Oleh: Julfi Jamil
(Warga Fagogoru yang bermukim di Ternate)
Tulisan ini merupakan catatan kerisauan, melihat dinamika di media sosial menjalang pemilihan Kepala Daerah di Kabupaten Halmahera Tengah yang menjadikan fagogoru sebagai narasi eksklusif seolah-olah yang memiliki hak untuk mengambil peran dalam kontestasi pemilihan kepala daerah.
Hanya generasi yang basar dan tumbuh di Halmahera Tengah sehingga memicu terjadinya perdebatan yang membela masyarakat Halmahera Tengah.
Fagogoru dijadikan simbol untuk melabeli para politisi lokal di Halmahera Tengah sebagai warga masyarakat yang paling berhak untuk maju ke singgasana.
Padahal menelisik fagogoru merupakan suatu institusi yang berdasarkan cerita rakyat dan mitos, dahulu orang tidak menyebut fagogoru melainkan Gamrange yang merupakan panggalan bahasa Tidore yang artinya tiga kampung yakni kampung Were (Weda), Poton (Patani) dan Mobon (Maba) yang diyakini memiliki hubungan persaudaraan yang kemudian berpisah menempati masing-masing wilayahnya.

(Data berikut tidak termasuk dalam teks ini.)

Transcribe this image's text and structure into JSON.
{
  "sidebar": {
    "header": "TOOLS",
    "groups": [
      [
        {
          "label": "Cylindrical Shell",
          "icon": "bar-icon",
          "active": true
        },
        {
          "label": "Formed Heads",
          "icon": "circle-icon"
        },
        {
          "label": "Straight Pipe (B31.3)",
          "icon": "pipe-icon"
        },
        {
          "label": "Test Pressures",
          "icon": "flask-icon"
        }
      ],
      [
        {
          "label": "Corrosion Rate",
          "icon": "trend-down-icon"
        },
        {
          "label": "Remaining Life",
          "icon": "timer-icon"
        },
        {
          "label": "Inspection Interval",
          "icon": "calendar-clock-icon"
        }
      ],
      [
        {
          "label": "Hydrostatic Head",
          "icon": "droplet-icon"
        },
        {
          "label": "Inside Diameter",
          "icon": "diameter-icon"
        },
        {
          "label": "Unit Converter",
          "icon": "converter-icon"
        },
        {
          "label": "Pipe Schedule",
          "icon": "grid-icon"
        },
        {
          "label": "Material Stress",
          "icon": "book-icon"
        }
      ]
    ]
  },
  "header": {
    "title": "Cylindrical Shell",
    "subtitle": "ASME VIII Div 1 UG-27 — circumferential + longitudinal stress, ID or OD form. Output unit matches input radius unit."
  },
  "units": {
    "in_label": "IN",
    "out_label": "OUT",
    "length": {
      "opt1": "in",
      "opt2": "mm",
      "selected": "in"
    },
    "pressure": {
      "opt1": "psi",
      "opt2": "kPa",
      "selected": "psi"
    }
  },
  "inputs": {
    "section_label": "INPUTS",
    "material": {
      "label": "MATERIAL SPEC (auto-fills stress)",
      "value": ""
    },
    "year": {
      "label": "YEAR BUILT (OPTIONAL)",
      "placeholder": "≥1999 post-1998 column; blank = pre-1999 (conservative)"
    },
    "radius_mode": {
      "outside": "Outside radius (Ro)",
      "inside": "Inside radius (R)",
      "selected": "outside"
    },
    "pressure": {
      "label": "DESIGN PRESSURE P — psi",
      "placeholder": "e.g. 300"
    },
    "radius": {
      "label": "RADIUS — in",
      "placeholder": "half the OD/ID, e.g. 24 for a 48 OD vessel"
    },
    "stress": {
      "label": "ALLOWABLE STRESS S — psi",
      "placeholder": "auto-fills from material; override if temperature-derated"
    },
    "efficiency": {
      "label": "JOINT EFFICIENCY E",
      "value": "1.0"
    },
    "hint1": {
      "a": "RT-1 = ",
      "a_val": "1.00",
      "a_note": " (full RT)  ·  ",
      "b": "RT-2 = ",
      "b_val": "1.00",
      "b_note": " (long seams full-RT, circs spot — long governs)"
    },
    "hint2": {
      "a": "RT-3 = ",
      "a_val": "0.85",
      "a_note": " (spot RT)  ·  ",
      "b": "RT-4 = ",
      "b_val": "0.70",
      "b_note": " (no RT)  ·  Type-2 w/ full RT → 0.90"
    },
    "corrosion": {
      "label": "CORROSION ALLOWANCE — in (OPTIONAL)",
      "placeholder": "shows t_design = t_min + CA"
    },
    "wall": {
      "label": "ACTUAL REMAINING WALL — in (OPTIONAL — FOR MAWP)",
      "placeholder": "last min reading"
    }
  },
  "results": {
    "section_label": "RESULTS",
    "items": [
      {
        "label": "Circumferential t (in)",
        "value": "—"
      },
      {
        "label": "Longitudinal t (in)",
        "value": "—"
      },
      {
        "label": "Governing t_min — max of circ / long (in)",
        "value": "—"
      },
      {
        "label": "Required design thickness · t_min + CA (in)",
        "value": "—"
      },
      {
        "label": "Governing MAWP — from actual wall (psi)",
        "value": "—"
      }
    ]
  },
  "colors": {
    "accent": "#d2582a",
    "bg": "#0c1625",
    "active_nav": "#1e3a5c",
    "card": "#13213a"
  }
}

Atas dasar persaudaraan yang berbeda wilayah tersebut maka berikrar membangun suatu tatanan nilai yang bertujuan untuk mengikat rasa persaudaraan sehingga melahirkan nilai Ngaku rasai (rasa persaudaraan), Budi re Bahasa (tingkah laku dan tutur kata yang terjaga kepada sesama).
Sopan re Hormat (sikap perilaku, kesantunan, serta hormat menghormati), Mtat re Mimoy (malu dan takut melakukan kesalahan). Nilai-nilai tersebut kemudian di aktualisasi dalam bentuk prilaku Faisayang (saling menyayangi), Faisiling (saling mengingatkan), Falgali (saling membantu), Fantene (saling memberi), Fasigaro (ajakan kebersamaan), Fadedele (mengikut-sertakan) dan lainnya.

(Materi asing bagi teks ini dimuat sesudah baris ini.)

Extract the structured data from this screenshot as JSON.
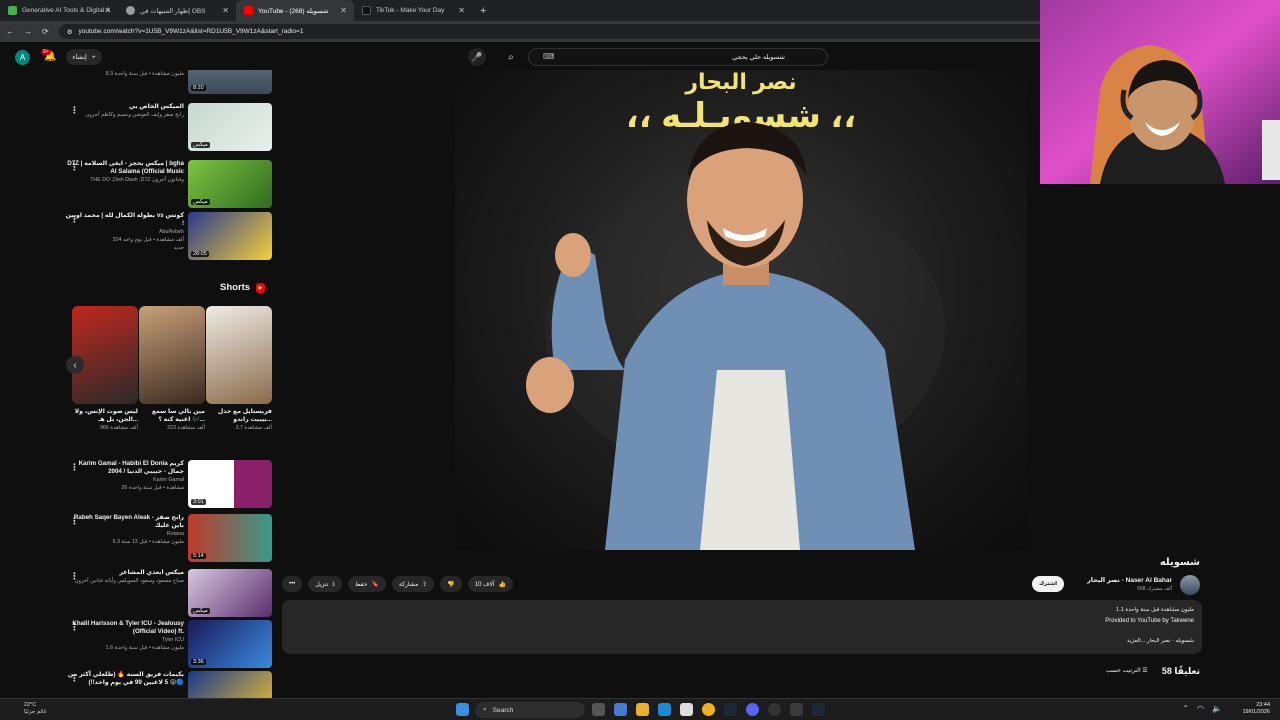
{
  "browser": {
    "tabs": [
      {
        "label": "Generative AI Tools & Digital A",
        "active": false,
        "color": "#4caf50"
      },
      {
        "label": "إظهار التنبيهات في OBS",
        "active": false,
        "color": "#9e9e9e"
      },
      {
        "label": "YouTube - شسويله (268)",
        "active": true,
        "color": "#ff0000"
      },
      {
        "label": "TikTok - Make Your Day",
        "active": false,
        "color": "#111111"
      }
    ],
    "url": "youtube.com/watch?v=1U5B_V9W1zA&list=RD1U5B_V9W1zA&start_radio=1"
  },
  "youtube": {
    "avatar_letter": "A",
    "notif_count": "9+",
    "create_label": "إنشاء",
    "search_value": "شسويله حلي يحجي"
  },
  "sidebar": {
    "top_dur": "8:20",
    "top_meta": "8.3 مليون مشاهدة • قبل سنة واحدة",
    "items": [
      {
        "title": "الميكس الخاص بي",
        "channel": "رابح صقر وإيف العوضي ونسيم وكاظم آخرون",
        "meta": "",
        "dur": "ميكس",
        "color1": "#c8d8d0",
        "color2": "#e8f0ec"
      },
      {
        "title": "D7Z | ميكس بحجز - ابغى السلامة | bgha Al Salama (Official Music",
        "channel": "THE DO ,Dish Dash ,D7Z وفنانون آخرون",
        "meta": "",
        "dur": "ميكس",
        "color1": "#7fc342",
        "color2": "#2f6b1f"
      },
      {
        "title": "بطولة الكمال لله | محمد اوبين vs كوتس !",
        "channel": "AbuRebeh",
        "meta": "324 ألف مشاهدة • قبل يوم واحد",
        "dur": "28:05",
        "badge": "جديد",
        "color1": "#2a3a8a",
        "color2": "#f6d03a"
      },
      {
        "title": "Karim Gamal - Habibi El Donia كريم جمال - حبيبي الدنيا / 2004",
        "channel": "Karim Gamal",
        "meta": "26 مشاهدة • قبل سنة واحدة",
        "dur": "3:01",
        "color1": "#ffffff",
        "color2": "#8a1f6a"
      },
      {
        "title": "Rabeh Saqer Bayen Aleak رابح صقر - باين عليك",
        "channel": "Rotana",
        "meta": "6.3 مليون مشاهدة • قبل 13 سنة",
        "dur": "5:14",
        "color1": "#c0392b",
        "color2": "#3a9a8a"
      },
      {
        "title": "ميكس ابعدي المشاعر",
        "channel": "صباح مسعود وسعود السويلمي وأيانه فنانين آخرون",
        "meta": "",
        "dur": "ميكس",
        "color1": "#d6c9e0",
        "color2": "#5b2d6e"
      },
      {
        "title": "Khalil Harisson & Tyler ICU - Jealousy (Official Video) ft.",
        "channel": "Tyler ICU",
        "meta": "1.6 مليون مشاهدة • قبل سنة واحدة",
        "dur": "3:36",
        "color1": "#1a1a5a",
        "color2": "#3a8adf"
      },
      {
        "title": "بكيمات فريق السنة 🔥 (طلعلي أكثر من 5 لاعبين 99 في يوم واحد!!) 😲🔵",
        "channel": "",
        "meta": "",
        "dur": "x5",
        "color1": "#1a3a8a",
        "color2": "#f0c030"
      }
    ],
    "shorts_title": "Shorts",
    "shorts": [
      {
        "title": "فريستايل مع حدل بيبيت راندو...",
        "views": "3.7 ألف مشاهدة",
        "color1": "#f0ece6",
        "color2": "#8a6a4a"
      },
      {
        "title": "مين بالي سا سمع اغنية كنة ؟ 🎶...",
        "views": "223 ألف مشاهدة",
        "color1": "#c9a07a",
        "color2": "#3a2a20"
      },
      {
        "title": "ليس صوت الإنس، ولا الجن، بل هـ...",
        "views": "966 ألف مشاهدة",
        "color1": "#c0281e",
        "color2": "#2a2a2a"
      }
    ]
  },
  "player": {
    "overlay_top": "نصر البحار",
    "overlay_title": "،، شسويـلـه ،،"
  },
  "video": {
    "title": "شسويله",
    "channel_name": "نصر البحار - Naser Al Bahar",
    "channel_subs": "568 ألف مشترك",
    "subscribe": "اشترك",
    "likes": "10 آلاف",
    "share": "مشاركة",
    "save": "حفظ",
    "download": "تنزيل",
    "desc_line1": "1.1 مليون مشاهدة قبل سنة واحدة",
    "desc_line2": "Provided to YouTube by Takwene",
    "desc_line3": "شسويله · نصر البحار ...المزيد"
  },
  "comments": {
    "count_label": "58 تعليقًا",
    "sort_label": "الترتيب حسب"
  },
  "taskbar": {
    "temp": "22°C",
    "weather": "غائم جزئيًا",
    "search": "Search",
    "time": "23:44",
    "date": "19/01/2026"
  }
}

Nilai historis dan mitos yang dibangun para leluhur Weda, Patani dan Maba menjadi informasi sekaligus latar belakang dalam membangun makna dan ide-ide untuk dikontektualisasikan dalam bentuk institusi Fagogoru dengan tujuan untuk memperkuat rasa persaudaraan, rasa rindu dan rasa sayang sesama.
Baca Halaman Selanjutnya..
Maka itu Fagogoru merupakan institusi yang dibentuk atas dasar suatu nilai yang mengikat pada komunitas sosial masyarakat Weda, Patani dan Maba untuk saling menghargai dan menyayangi.

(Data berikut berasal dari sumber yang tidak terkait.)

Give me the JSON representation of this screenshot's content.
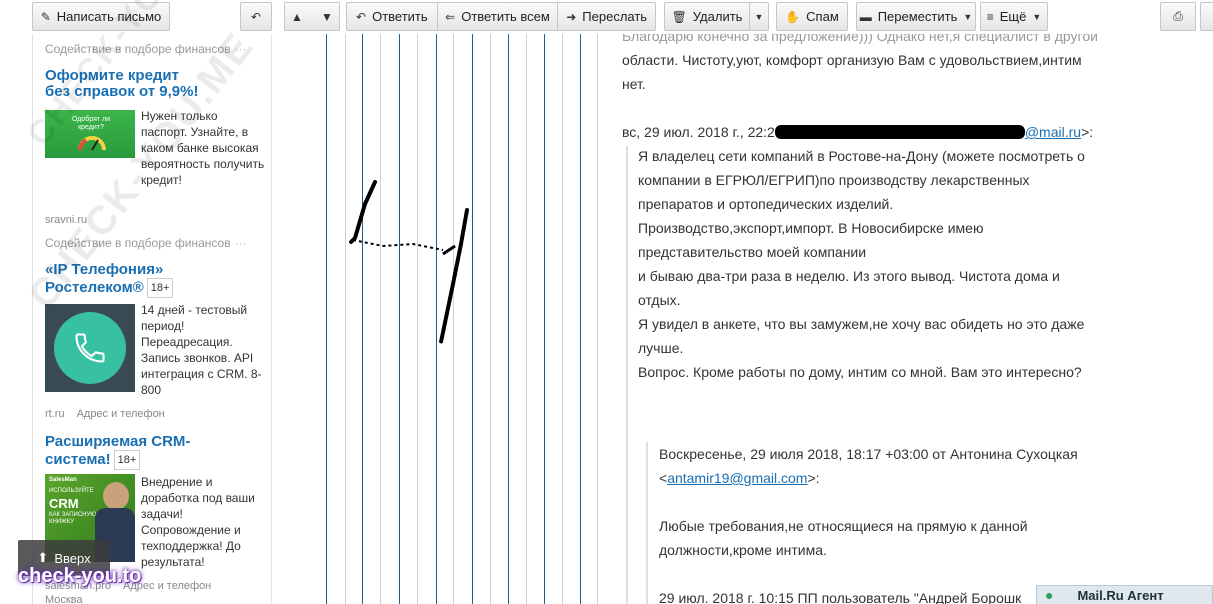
{
  "toolbar": {
    "compose": "Написать письмо",
    "reply": "Ответить",
    "reply_all": "Ответить всем",
    "forward": "Переслать",
    "delete": "Удалить",
    "spam": "Спам",
    "move": "Переместить",
    "more": "Ещё"
  },
  "ads": [
    {
      "label": "Содействие в подборе финансов",
      "title_line1": "Оформите кредит",
      "title_line2": "без справок от 9,9%!",
      "image_caption": "Одобрят ли кредит?",
      "text": "Нужен только паспорт. Узнайте, в каком банке высокая вероятность получить кредит!",
      "source": "sravni.ru"
    },
    {
      "label": "Содействие в подборе финансов",
      "title_line1": "«IP Телефония»",
      "title_line2": "Ростелеком®",
      "age": "18+",
      "text": "14 дней - тестовый период! Переадресация. Запись звонков. API интеграция с CRM. 8-800",
      "source": "rt.ru",
      "source_extra": "Адрес и телефон"
    },
    {
      "title_line1": "Расширяемая CRM-",
      "title_line2": "система!",
      "age": "18+",
      "image_caption": "SalesMan",
      "image_line1": "ИСПОЛЬЗУЙТЕ",
      "image_line2": "CRM",
      "image_line3": "КАК ЗАПИСНУЮ",
      "image_line4": "КНИЖКУ",
      "text": "Внедрение и доработка под ваши задачи! Сопровождение и техподдержка! До результата!",
      "source": "salesman.pro",
      "source_extra": "Адрес и телефон",
      "city": "Москва"
    }
  ],
  "up_button": "Вверх",
  "watermark_site": "check-you.to",
  "watermark": "CHECK-YOU.ME",
  "message": {
    "line0": "Благодарю конечно за предложение))) Однако нет,я специалист в другой",
    "line1": "области. Чистоту,уют, комфорт организую Вам  с удовольствием,интим",
    "line2": "нет.",
    "quote_header_prefix": "вс, 29 июл. 2018 г., 22:2",
    "quote_header_email": "@mail.ru",
    "quote_header_suffix": ">:",
    "q1": "Я владелец сети компаний в Ростове-на-Дону (можете посмотреть о",
    "q2": "компании в ЕГРЮЛ/ЕГРИП)по производству лекарственных",
    "q3": "препаратов и ортопедических изделий.",
    "q4": "Производство,экспорт,импорт. В Новосибирске имею",
    "q5": "представительство моей компании",
    "q6": "и бываю два-три раза в неделю. Из этого вывод. Чистота дома и",
    "q7": "отдых.",
    "q8": "Я увидел в анкете, что вы замужем,не хочу вас обидеть но это даже",
    "q9": "лучше.",
    "q10": "Вопрос. Кроме работы по дому, интим со мной. Вам это интересно?",
    "n1": "Воскресенье, 29 июля 2018, 18:17 +03:00 от Антонина Сухоцкая",
    "n2_prefix": "<",
    "n2_email": "antamir19@gmail.com",
    "n2_suffix": ">:",
    "n3": "Любые требования,не относящиеся на прямую к данной",
    "n4": "должности,кроме интима.",
    "n5": "29 июл. 2018 г. 10:15 ПП пользователь \"Андрей Борошк"
  },
  "agent": "Mail.Ru Агент"
}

Simbol persaudaraan pada perkembangannya, menjadi spirit perjuangan hak-hak masyarakat Weda, Patani, Maba dengan mendorong pembentukan Kabupaten Halmahera Timur serta memindahkan Kabupaten Halmahera Tengah ke daratan Halmahera dengan ibukota di Weda.
Namun belakangan Fagogoru mengalami pergeseran nilai yang berorientasi pada kepentingan politik sesaat utamanya dalam pemilihan kepala daerah.
Fagogoru seolah-olah menjadi simbol primordial dan cenderung sempit dengan narasi yang seolah-olah menolak orang luar untuk ikut bagian dalam kontestasi pemilihan kepada daerah di Kabupaten Halmahera Tengah.
Kondisi tersebut bukan baru terjadi pada pemilihan kepala daerah 2024 ini, pada pilkada kabupaten Halmahera Tengah tahun 2017 juga mengalami kondisi serupa dengan membawa narasi anak kampung.
Putra Fagogoru dan lainnya sehingga pada saat itu ibu Mutiara yang merupakan istri mantan Bupati Halmahera Tengah Yasin Ali yang berasal dari Sulawesi Selatan yang ikut dalam pemilihan bupati Halmahera Tengah harus menggunakan label Milove/Molovo (Julukan perempuan luar yang menikah dengan laki-laki fagogoru) untuk menunjukkan sebagai bagian dari keluarga besar Fagogoru.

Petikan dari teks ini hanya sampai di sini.